Leni couldn’t help herself. She launched herself around the coffee table and into Large Marge’s arms. The woman’s comforting bulk enfolded her, made her feel safe. “Come on,” Large Marge said. “Let’s get you to school. There aren’t many days left before you graduate.”

Leni grabbed her backpack and slung it over her shoulder. After a fierce hug for her mother, a whispered, “We need to talk about this,” Leni followed Large Marge outside. They were halfway to the truck when Dad appeared, holding a five-gallon jug of gasoline.

“Leaving so soon?” he said.

“Just a cup of coffee, Ernt. I’ll drive Leni to school. I’m heading to the store.”

He dropped the plastic jug. It sloshed beside him. “No.”

Large Marge frowned. “No, what?”

“No one leaves this place without me anymore. There’s nothing out there for us.”

“She’s five days away from graduating. Of course she’s going to finish.”

“Fat chance, fat lady,” Dad said. “I need her at the homestead. Five days is nothing. They’ll give her the damned piece of paper.”

“You want to fight this battle?” Large Marge advanced, bracelets clattering. “If this young woman misses a single day of school, I will call the state and turn you in, Ernt Allbright. Don’t think for one second I won’t.
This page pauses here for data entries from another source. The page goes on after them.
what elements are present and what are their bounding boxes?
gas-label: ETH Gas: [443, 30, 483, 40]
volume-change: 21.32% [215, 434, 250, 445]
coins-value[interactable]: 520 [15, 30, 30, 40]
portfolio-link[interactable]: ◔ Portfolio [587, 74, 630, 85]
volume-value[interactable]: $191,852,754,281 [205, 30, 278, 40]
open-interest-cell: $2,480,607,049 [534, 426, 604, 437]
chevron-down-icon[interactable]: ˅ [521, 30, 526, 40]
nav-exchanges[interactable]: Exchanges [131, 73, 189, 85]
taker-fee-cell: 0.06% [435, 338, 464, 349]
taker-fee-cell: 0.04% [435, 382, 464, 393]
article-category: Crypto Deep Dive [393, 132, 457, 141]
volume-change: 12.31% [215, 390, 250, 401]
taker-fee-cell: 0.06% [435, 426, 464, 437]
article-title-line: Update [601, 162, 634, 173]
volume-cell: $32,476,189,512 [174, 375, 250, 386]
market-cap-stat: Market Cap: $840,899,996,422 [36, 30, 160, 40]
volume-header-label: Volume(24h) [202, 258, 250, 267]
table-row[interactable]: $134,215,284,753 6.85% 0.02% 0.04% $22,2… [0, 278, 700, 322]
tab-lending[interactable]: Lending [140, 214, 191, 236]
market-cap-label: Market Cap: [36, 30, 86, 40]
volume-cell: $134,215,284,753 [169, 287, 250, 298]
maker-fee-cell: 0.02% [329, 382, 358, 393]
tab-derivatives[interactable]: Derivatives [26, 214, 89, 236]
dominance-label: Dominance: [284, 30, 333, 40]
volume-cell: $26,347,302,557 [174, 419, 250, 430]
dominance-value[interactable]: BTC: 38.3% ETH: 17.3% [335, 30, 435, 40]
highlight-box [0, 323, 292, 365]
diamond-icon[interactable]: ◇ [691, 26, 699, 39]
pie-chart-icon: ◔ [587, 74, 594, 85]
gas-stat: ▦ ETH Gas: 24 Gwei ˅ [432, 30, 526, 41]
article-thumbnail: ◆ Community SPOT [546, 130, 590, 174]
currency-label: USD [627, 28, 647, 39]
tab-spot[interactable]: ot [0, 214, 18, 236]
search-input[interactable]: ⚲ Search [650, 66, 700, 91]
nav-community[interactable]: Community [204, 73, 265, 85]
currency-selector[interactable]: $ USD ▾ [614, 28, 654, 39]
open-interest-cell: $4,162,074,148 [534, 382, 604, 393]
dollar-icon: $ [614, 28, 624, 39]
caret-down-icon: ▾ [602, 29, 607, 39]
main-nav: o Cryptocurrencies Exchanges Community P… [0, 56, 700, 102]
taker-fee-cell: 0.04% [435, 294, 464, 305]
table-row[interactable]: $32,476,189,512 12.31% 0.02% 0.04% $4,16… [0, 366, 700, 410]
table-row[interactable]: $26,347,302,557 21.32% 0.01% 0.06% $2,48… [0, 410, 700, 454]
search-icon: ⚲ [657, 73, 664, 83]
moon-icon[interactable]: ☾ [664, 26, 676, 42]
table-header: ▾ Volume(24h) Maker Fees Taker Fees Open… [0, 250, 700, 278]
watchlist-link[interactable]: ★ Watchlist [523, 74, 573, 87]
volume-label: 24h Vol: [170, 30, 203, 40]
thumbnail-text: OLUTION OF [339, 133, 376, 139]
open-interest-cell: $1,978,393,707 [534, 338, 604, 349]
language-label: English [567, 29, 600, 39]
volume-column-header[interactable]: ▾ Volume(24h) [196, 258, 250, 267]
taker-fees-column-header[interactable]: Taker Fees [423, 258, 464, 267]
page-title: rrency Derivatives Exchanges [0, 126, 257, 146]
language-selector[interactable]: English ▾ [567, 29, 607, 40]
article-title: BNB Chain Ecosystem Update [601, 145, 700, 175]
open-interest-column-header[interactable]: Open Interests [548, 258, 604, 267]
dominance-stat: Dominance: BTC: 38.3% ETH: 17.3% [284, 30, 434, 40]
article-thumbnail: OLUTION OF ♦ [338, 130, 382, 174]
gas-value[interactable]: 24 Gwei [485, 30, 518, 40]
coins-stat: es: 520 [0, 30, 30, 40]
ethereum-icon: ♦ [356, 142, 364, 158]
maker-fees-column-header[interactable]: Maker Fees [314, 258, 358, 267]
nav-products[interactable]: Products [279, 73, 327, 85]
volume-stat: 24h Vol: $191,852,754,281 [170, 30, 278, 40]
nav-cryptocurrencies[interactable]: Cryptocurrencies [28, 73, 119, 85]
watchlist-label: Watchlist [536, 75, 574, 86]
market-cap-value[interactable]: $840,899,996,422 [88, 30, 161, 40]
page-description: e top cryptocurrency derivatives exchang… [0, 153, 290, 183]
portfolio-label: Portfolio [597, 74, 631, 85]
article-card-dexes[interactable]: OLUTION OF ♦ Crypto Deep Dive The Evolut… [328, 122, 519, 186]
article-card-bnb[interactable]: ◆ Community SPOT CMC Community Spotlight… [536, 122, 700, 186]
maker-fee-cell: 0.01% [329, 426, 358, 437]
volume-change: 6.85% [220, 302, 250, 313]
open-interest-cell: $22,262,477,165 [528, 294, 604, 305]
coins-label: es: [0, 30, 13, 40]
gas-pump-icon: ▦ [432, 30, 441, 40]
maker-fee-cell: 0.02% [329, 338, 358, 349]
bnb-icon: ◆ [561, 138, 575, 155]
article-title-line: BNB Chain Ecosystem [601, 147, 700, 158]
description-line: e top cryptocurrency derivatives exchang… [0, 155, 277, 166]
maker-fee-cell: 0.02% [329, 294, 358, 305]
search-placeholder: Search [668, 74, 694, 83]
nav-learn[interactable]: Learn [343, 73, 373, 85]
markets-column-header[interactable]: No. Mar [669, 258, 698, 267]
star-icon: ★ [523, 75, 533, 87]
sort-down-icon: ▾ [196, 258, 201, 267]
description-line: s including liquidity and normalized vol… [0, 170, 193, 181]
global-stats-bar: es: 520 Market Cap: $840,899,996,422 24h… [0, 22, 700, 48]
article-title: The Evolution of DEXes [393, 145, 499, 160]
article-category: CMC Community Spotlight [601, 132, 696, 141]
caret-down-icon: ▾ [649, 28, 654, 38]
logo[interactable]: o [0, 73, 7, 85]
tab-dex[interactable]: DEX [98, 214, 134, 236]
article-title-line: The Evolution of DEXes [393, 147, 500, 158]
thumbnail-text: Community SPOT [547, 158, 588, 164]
You can be as batshit crazy and mean as you want, but you are not going to stop this beautiful girl from finishing high school. You got it?”

“The state won’t care.”

“Oh. They will. Trust me. You want me talking to the authorities about what goes on here, Ernt?”

“You don’t know shit.”

“Yeah, but I’m a big woman with a big mouth. You want to push me?”

“Go ahead. Take her to school, if it means so damned much to you.” He looked at Leni. “I’ll pick you up at three. Don’t keep me waiting.”

Leni nodded and climbed into the old International Harvester, with its ragtag cloth-covered seats. They drove down the bumpy driveway, past the newly skinned log poles. Out on the main road, rambling through a cloud of dust, Leni realized she was crying.

It felt overwhelming suddenly. The stakes were too high. What if Mama ran and Dad really did find her and kill her?

Large Marge pulled up in front of the school and parked. “It’s not fair that you have to deal with this. But life ain’t fair, kid. You know that, I guess. You could call the police.”